Cathode Tan - Games, Media and Geek Stuff
logo design by man bytes blog

Thursday, June 16, 2005

The Revolution is Falling

But for the Revolution to not support HD is kind of a death sentence. By the time these boxes hit the streets, everyone is going to have at least 720p LCDs in their rooms. Are you going to visit your friends with 360s and PS3s and then come home to glorious low def? I don’t think so.
-- gizmodo

I do love gizmodo ... but please. Isn't this a bit of a stretch? Personally, I'm not going to have an HDTV by next Spring. 90% of the people I know have never mentioned HDTV to me.
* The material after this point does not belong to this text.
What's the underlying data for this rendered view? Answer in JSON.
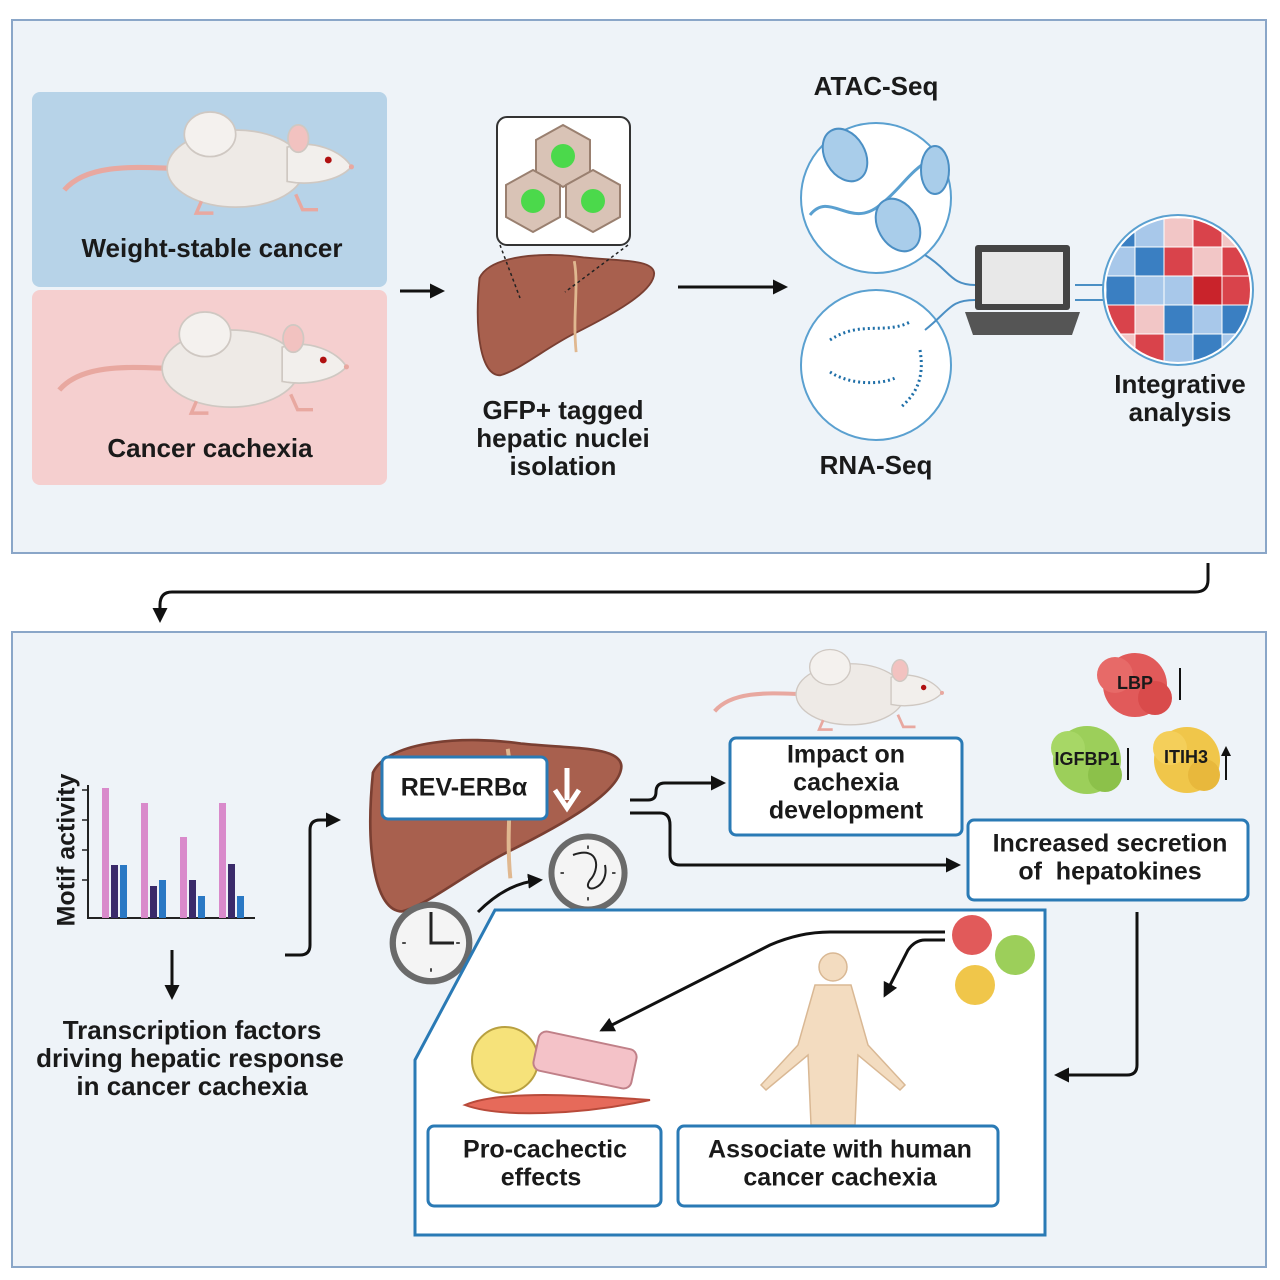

Of the remaining 10%, maybe half of those actually care about gaming.

When these boxes hit the streets, HDTV will still be pulling itself up by the bootstraps trying to make itself the standard. Eventually it will probably get there, but somehow I don't foresee my game collection suddenly going obsolete just because the calendar hits April 2006.

I'm willing to entertain that graphics are an important aspect of gaming. I think declaring everything sub-HD completely uninteresting in the span of the coming year to be a stretch. Nintendo is making itself quite clear that it's not trying to compete with Microsoft and Sony on their terms, which is pretty smart. Let's wait to see what they've got before declaring them dead on arrival.

2 comments:

Winkyboy said...

I know ONE person who has a HDTV. Everyone else I know that has a nice TV has a pretty nice (read: huge) "regular" TV.

As usual, I rather suspect it will be the games that make the machine. Specs go a long way, but popularity wins the race.

On that note, it IS nice to finally "do away with" VHS.

A. LaMosca said...

Like Nintendo, I'm betting that it'll be a while before HDTV becomes the standard. Probably a long while. Nintendo could lose some of the core gamer market down the road if HDTV prices drop dramatically well before the end of the next-gen console cycle, but given the Revolution's target audience I don't think that it's low-def capabilities will be that much of an issue. I'm still betting that the Revolution's price and games will make it the console of choice for families/kids, and among that demographic it'll make a strong showing regardless of what happens with HDTV.